Russell's paradox: a set cannot contain its own powerset I've been trying to challenge myself but with no luck. Maybe one of you will have a better idea.
How can it be proven that there can't be a set which contains its own powerset, using only russell's paradox?
I've managed to prove it with other principles or axioms, such as that a set can not belong to itself, or that a powerset cannot belong to itself. 
 A: It is more complicated than necessary.
Let $A$ be a set with $P(A)\subseteq A$. Then, let $B = \{ S \in A \mid S\notin S \}$. That is in fact a set by axiom schema of specification.
Now, notice that from $B \subseteq A$ follows $B\in P(A) \subseteq A$.
If $B\in B$, then we have $B\notin B$. If $B\notin B$, then we have $B\in B$. Just like in the Russell's Paradox.
Note:
For sake of completeness, here is the contradiction to regularity:
$$ A\in P(A) \subseteq A. $$
A: By definition a power set is generated by subsets of the given set.
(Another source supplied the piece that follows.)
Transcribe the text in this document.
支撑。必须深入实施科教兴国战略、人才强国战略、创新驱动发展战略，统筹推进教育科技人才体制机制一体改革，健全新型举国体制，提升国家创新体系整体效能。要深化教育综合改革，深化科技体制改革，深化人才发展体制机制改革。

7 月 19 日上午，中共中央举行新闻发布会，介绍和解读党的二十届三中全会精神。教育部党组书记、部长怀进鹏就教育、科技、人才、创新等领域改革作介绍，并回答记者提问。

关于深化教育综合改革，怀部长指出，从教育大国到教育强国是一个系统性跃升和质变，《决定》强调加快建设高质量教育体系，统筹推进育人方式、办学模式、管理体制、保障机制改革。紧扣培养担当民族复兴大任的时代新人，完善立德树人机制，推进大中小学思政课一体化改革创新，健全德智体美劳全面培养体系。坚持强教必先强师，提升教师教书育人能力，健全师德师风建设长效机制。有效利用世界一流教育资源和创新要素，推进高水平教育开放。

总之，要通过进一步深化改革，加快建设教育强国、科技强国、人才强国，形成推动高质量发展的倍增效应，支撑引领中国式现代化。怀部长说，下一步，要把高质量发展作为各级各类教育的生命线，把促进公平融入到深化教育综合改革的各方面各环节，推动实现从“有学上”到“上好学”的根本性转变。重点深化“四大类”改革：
So you can make a cardinality argument.
A: (EDIT: Borrowing from Noah)
Suppose to the contrary that for set $A$, we have $P(A)\subset A$. 
Now, by an axiom of set theory, there exists a subset $B\subset A$ such that $\forall a:[a\in B\iff a\in A \land a\notin a]$. 
Since $B\subset A$ and $P(a) \subset A$, we must have $B\in A$.
Along the lines of RP, we obtain the contradiction $B\in B\iff B\notin B$, thus negating our initial assumption.
See my machine-verified formal proof (updated).

Perhaps more intuitively satisfying  (without $a\notin a$ and such) would be:
If   $X \subset Y$ then there exists the obvious injection $f:X \to Y$, i.e. $f(x)=x$. And, for any set $S$, there cannot exist an injection $f :P(S)\to S$. So, we cannot have $P(S)\subset S$.